Page MenuHomePhabricator

mw2259 down and mgmt does not exist?
Closed, ResolvedPublic

Description

mw2259 was reimaged as part of T239054

After reinstall of the OS the reimaging script rebooted it and it simply never came back from that reboot.

19:47:27 | mw2259.codfw.wmnet | Rebooted host
20:38:13 | mw2259.codfw.wmnet | Still waiting for reboot after 50.0 minutes

I tried to SSH to the mgmt interface to see what's up and i noticed i also can't reach that. It just times out.

ssh root@mw2259.mgmt.codfw.wmnet
...

It's down in Icinga:

https://phabricator.wikimedia.org/T239758

but there is no mw2259.mgmt in Icinga, as opposed to other appservers like mw2247. Why is that?

Event Timeline

Dzahn added a subscriber: Papaul.

@Papaul Could you take a look at this onsite?

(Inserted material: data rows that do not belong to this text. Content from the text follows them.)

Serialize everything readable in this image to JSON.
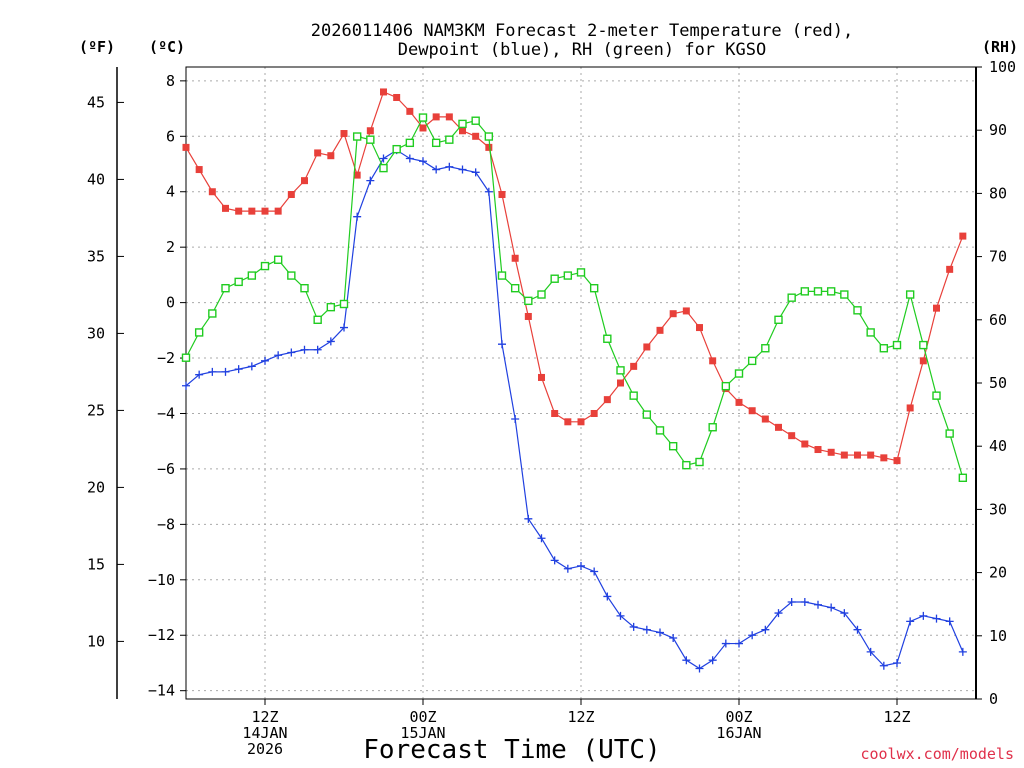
{
  "chart_data": {
    "type": "line",
    "title": [
      "2026011406 NAM3KM Forecast 2-meter Temperature (red),",
      "Dewpoint (blue), RH (green) for KGSO"
    ],
    "xlabel": "Forecast Time (UTC)",
    "credit": "coolwx.com/models",
    "units": {
      "fahrenheit": "(ºF)",
      "celsius": "(ºC)",
      "rh": "(RH)"
    },
    "x_range_hours": [
      0,
      60
    ],
    "x_ticks": [
      {
        "hour": 6,
        "lines": [
          "12Z",
          "14JAN",
          "2026"
        ]
      },
      {
        "hour": 18,
        "lines": [
          "00Z",
          "15JAN"
        ]
      },
      {
        "hour": 30,
        "lines": [
          "12Z"
        ]
      },
      {
        "hour": 42,
        "lines": [
          "00Z",
          "16JAN"
        ]
      },
      {
        "hour": 54,
        "lines": [
          "12Z"
        ]
      }
    ],
    "celsius_range": [
      -14.3,
      8.5
    ],
    "celsius_ticks": [
      8,
      6,
      4,
      2,
      0,
      -2,
      -4,
      -6,
      -8,
      -10,
      -12,
      -14
    ],
    "fahrenheit_ticks": [
      45,
      40,
      35,
      30,
      25,
      20,
      15,
      10
    ],
    "rh_range": [
      0,
      100
    ],
    "rh_ticks": [
      100,
      90,
      80,
      70,
      60,
      50,
      40,
      30,
      20,
      10,
      0
    ],
    "series": [
      {
        "name": "2-meter Temperature",
        "unit": "C",
        "color": "#e8403a",
        "marker": "filled-square",
        "values": [
          5.6,
          4.8,
          4.0,
          3.4,
          3.3,
          3.3,
          3.3,
          3.3,
          3.9,
          4.4,
          5.4,
          5.3,
          6.1,
          4.6,
          6.2,
          7.6,
          7.4,
          6.9,
          6.3,
          6.7,
          6.7,
          6.2,
          6.0,
          5.6,
          3.9,
          1.6,
          -0.5,
          -2.7,
          -4.0,
          -4.3,
          -4.3,
          -4.0,
          -3.5,
          -2.9,
          -2.3,
          -1.6,
          -1.0,
          -0.4,
          -0.3,
          -0.9,
          -2.1,
          -3.1,
          -3.6,
          -3.9,
          -4.2,
          -4.5,
          -4.8,
          -5.1,
          -5.3,
          -5.4,
          -5.5,
          -5.5,
          -5.5,
          -5.6,
          -5.7,
          -3.8,
          -2.1,
          -0.2,
          1.2,
          2.4
        ]
      },
      {
        "name": "Dewpoint",
        "unit": "C",
        "color": "#2040e0",
        "marker": "plus",
        "values": [
          -3.0,
          -2.6,
          -2.5,
          -2.5,
          -2.4,
          -2.3,
          -2.1,
          -1.9,
          -1.8,
          -1.7,
          -1.7,
          -1.4,
          -0.9,
          3.1,
          4.4,
          5.2,
          5.5,
          5.2,
          5.1,
          4.8,
          4.9,
          4.8,
          4.7,
          4.0,
          -1.5,
          -4.2,
          -7.8,
          -8.5,
          -9.3,
          -9.6,
          -9.5,
          -9.7,
          -10.6,
          -11.3,
          -11.7,
          -11.8,
          -11.9,
          -12.1,
          -12.9,
          -13.2,
          -12.9,
          -12.3,
          -12.3,
          -12.0,
          -11.8,
          -11.2,
          -10.8,
          -10.8,
          -10.9,
          -11.0,
          -11.2,
          -11.8,
          -12.6,
          -13.1,
          -13.0,
          -11.5,
          -11.3,
          -11.4,
          -11.5,
          -12.6
        ]
      },
      {
        "name": "RH",
        "unit": "%",
        "color": "#20cc20",
        "marker": "open-square",
        "values": [
          54.0,
          58.0,
          61.0,
          65.0,
          66.0,
          67.0,
          68.5,
          69.5,
          67.0,
          65.0,
          60.0,
          62.0,
          62.5,
          89.0,
          88.5,
          84.0,
          87.0,
          88.0,
          92.0,
          88.0,
          88.5,
          91.0,
          91.5,
          89.0,
          67.0,
          65.0,
          63.0,
          64.0,
          66.5,
          67.0,
          67.5,
          65.0,
          57.0,
          52.0,
          48.0,
          45.0,
          42.5,
          40.0,
          37.0,
          37.5,
          43.0,
          49.5,
          51.5,
          53.5,
          55.5,
          60.0,
          63.5,
          64.5,
          64.5,
          64.5,
          64.0,
          61.5,
          58.0,
          55.5,
          56.0,
          64.0,
          56.0,
          48.0,
          42.0,
          35.0
        ]
      }
    ]
  }
}
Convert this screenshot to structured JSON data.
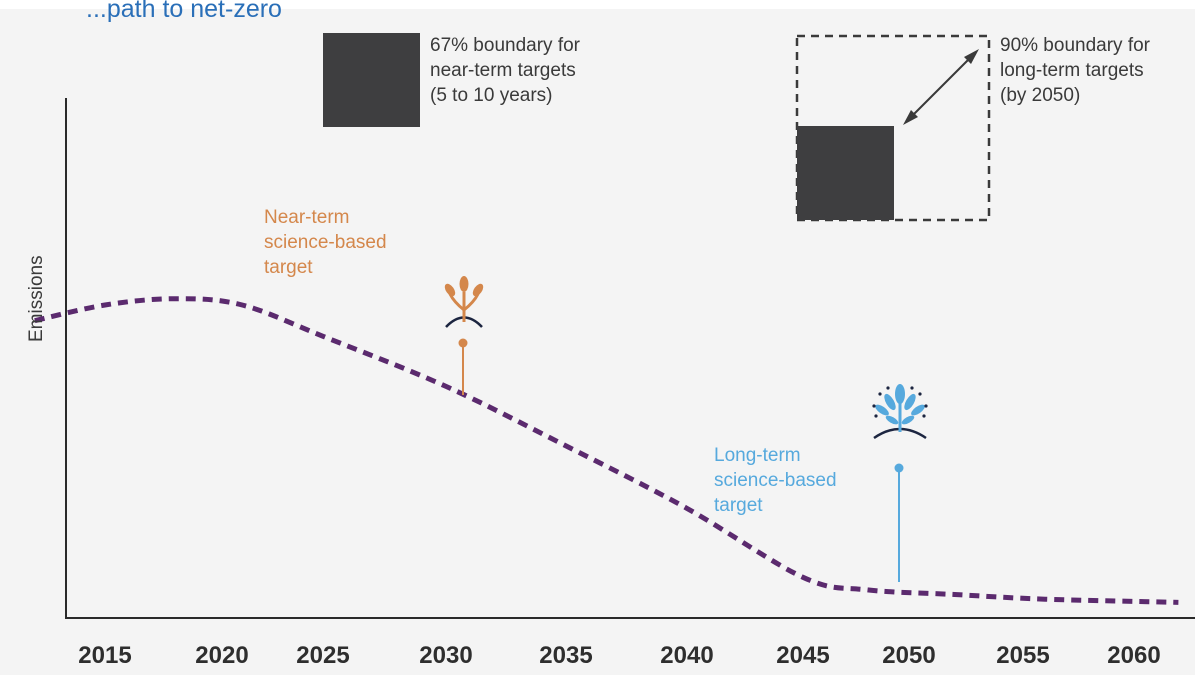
{
  "header": {
    "text": "...path to net-zero"
  },
  "chart_data": {
    "type": "line",
    "xlabel": "",
    "ylabel": "Emissions",
    "x_ticks": [
      "2015",
      "2020",
      "2025",
      "2030",
      "2035",
      "2040",
      "2045",
      "2050",
      "2055",
      "2060"
    ],
    "y_ticks": [],
    "series": [
      {
        "style": "dashed",
        "color": "#5b2a6e",
        "points": [
          {
            "x": 2012,
            "y": 0.95
          },
          {
            "x": 2015,
            "y": 1.0
          },
          {
            "x": 2018,
            "y": 1.02
          },
          {
            "x": 2021,
            "y": 1.0
          },
          {
            "x": 2025,
            "y": 0.9
          },
          {
            "x": 2030,
            "y": 0.74
          },
          {
            "x": 2035,
            "y": 0.55
          },
          {
            "x": 2040,
            "y": 0.35
          },
          {
            "x": 2045,
            "y": 0.13
          },
          {
            "x": 2048,
            "y": 0.09
          },
          {
            "x": 2052,
            "y": 0.075
          },
          {
            "x": 2056,
            "y": 0.06
          },
          {
            "x": 2062,
            "y": 0.05
          }
        ]
      }
    ]
  },
  "annotations": {
    "near_term": {
      "label": "Near-term science-based target",
      "lines": [
        "Near-term",
        "science-based",
        "target"
      ],
      "color": "#d4874b",
      "year": 2030.5,
      "icon": "sprout-icon"
    },
    "long_term": {
      "label": "Long-term science-based target",
      "lines": [
        "Long-term",
        "science-based",
        "target"
      ],
      "color": "#56a9dd",
      "year": 2050,
      "icon": "tree-icon"
    },
    "boundary_near": {
      "lines": [
        "67% boundary for",
        "near-term targets",
        "(5 to 10 years)"
      ],
      "fill": "#3e3e40"
    },
    "boundary_long": {
      "lines": [
        "90% boundary for",
        "long-term targets",
        "(by 2050)"
      ],
      "fill": "#3e3e40"
    }
  }
}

Dzahn triaged this task as Medium priority.Dec 3 2019, 9:36 PM

Also: I noticed in Icinga there is no "mw2259.mgmt" (while for example mw2247.mgmt exists). It's simply not there:

https://icinga.wikimedia.org/cgi-bin/icinga/status.cgi?search_string=mw2259

vs.

https://icinga.wikimedia.org/cgi-bin/icinga/status.cgi?search_string=mw2247

Why is this?

Dzahn renamed this task from mw2259 and mgmt down to mw2259 down and mgmt does not exist?.Dec 3 2019, 10:17 PM

Reset the IDRAC server is back up

Thank you very much @Papaul.

I can confirm the server is reachable again and everything looked fine in Icinga.

Also the mgmt interface is in Icinga again.

I just repooled the server, it's a jobrunner and back in production now.